Sep. 30th, 2009 02:50 pm
river_kate: (insights)
[personal profile] river_kate
Something like my turning a corner has occured. For the last three or four years I have had to coax myself to get out of bed and do something rather often. Now, I am encouraging myself to rest more, although I am still relatively unproductive. When I allow my body to rest for several days, I've noticed that it always pays off. Always do I get a gift from it. My body, after all, is doing most of the work in my physical healing and I've come a long way in supporting what it's doing.

Anyway, recently I keep coming across the saying about what is true in the morning of one's life is not true in the afternoon of one's life. Certainly, I am on a different platform now and have learned not to judge myself for the results of doing what I thought best in the previous decades. It's like ceasing to tell yourself you were a loser for falling down so much when you were learning to walk.

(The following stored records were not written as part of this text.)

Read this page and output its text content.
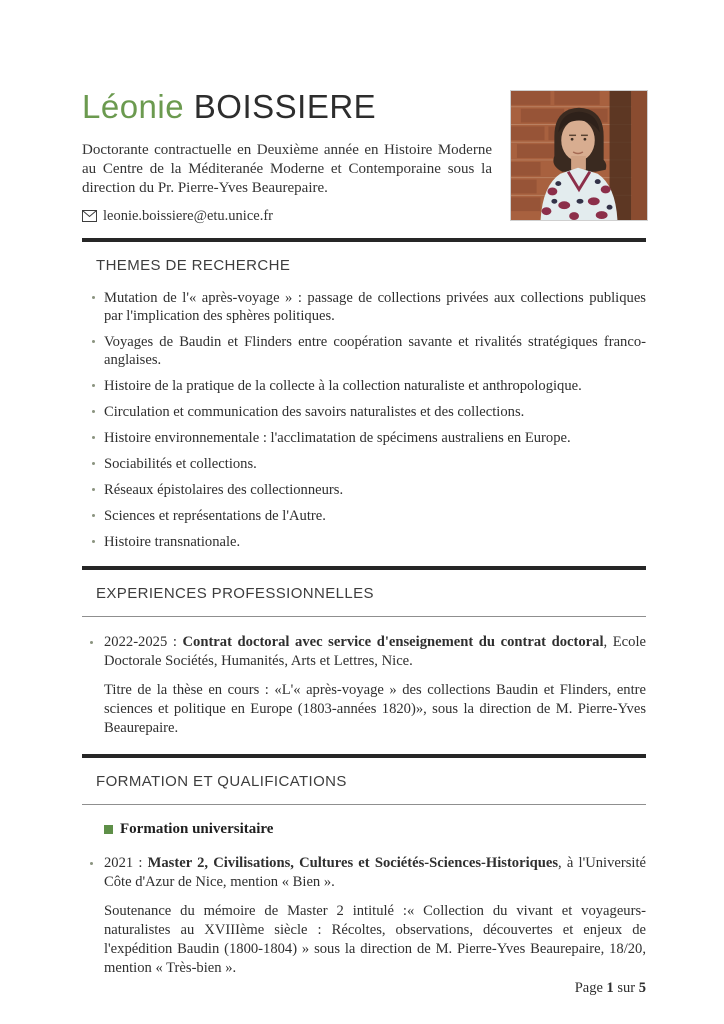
Léonie BOISSIERE

Doctorante contractuelle en Deuxième année en Histoire Moderne au Centre de la Méditeranée Moderne et Contemporaine sous la direction du Pr. Pierre-Yves Beaurepaire.

leonie.boissiere@etu.unice.fr
THEMES DE RECHERCHE
Mutation de l'« après-voyage » : passage de collections privées aux collections publiques par l'implication des sphères politiques.
Voyages de Baudin et Flinders entre coopération savante et rivalités stratégiques franco-anglaises.
Histoire de la pratique de la collecte à la collection naturaliste et anthropologique.
Circulation et communication des savoirs naturalistes et des collections.
Histoire environnementale : l'acclimatation de spécimens australiens en Europe.
Sociabilités et collections.
Réseaux épistolaires des collectionneurs.
Sciences et représentations de l'Autre.
Histoire transnationale.
EXPERIENCES PROFESSIONNELLES

2022-2025 : Contrat doctoral avec service d'enseignement du contrat doctoral, Ecole Doctorale Sociétés, Humanités, Arts et Lettres, Nice.

Titre de la thèse en cours : «L'« après-voyage » des collections Baudin et Flinders, entre sciences et politique en Europe (1803-années 1820)», sous la direction de M. Pierre-Yves Beaurepaire.

FORMATION ET QUALIFICATIONS
Formation universitaire

2021 : Master 2, Civilisations, Cultures et Sociétés-Sciences-Historiques, à l'Université Côte d'Azur de Nice, mention « Bien ».

Soutenance du mémoire de Master 2 intitulé :« Collection du vivant et voyageurs-naturalistes au XVIIIème siècle : Récoltes, observations, découvertes et enjeux de l'expédition Baudin (1800-1804) » sous la direction de M. Pierre-Yves Beaurepaire, 18/20, mention « Très-bien ».

Page 1 sur 5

This afternoon I actually got to spend some time in a lofty place of seeing how great I've done in the last few years, which I admit looked like a total train wreck. Finally, I can move on from second guessing myself, crying over spilt milk and lost opportunities. There was actually a whole body rush of information telling me that my great windfall of that time, now lost, was there to balance the truly horrendous things I went through and it was there to help me choose to stay in this life, not to be my only form of sustenance for the rest of it. My seeming limitations are helping me refine what I truly value now. I got a sense of how important it is to look for the gift and the best of any situation that appears restrictive or intolerable, without repressing the shadows or denying the reality of the challenge. I am aware of the wisdom of making the most of the free time and solitude that I have now instead of focusing on what is lacking. For me it did require solitude and lots of space from the outside world.

The documentary "It Might Get Loud" is one of the most impressive and meaningful things I've come across in the outside world recently. I also thoroughly enjoyed it. While it was interesting to learn about Jack White, who seems authentic to me even though I don't resonate with his views, and while the parts about The Edge were interesting too, what really amazed me was Jimmy Page. Jimmy Page is a god. It was wonderful to see the joy he still has when he plays guitar and it appears he is doing well with his current stage in life. He makes a remark about not knowing if he played it or if it played him. (I'm not sure if the word he used was played or chose or had.) But he said he had fun.

He is speaking, of course, of the happenings of his youth regarding his music career. Often things seem to randomly happen to us and then at some point it is the afternoon of one's life and things do appear different.

At this point, if anything would want to "have me", I'm sure I would better negotiate for more comfort and more of a sense of my own choice and pace instead of being used by the energies floating around in the universe.

The last few days I've had more of a sense of the rightness about where I'm at and how to make the best of it. It's good to be here in this place.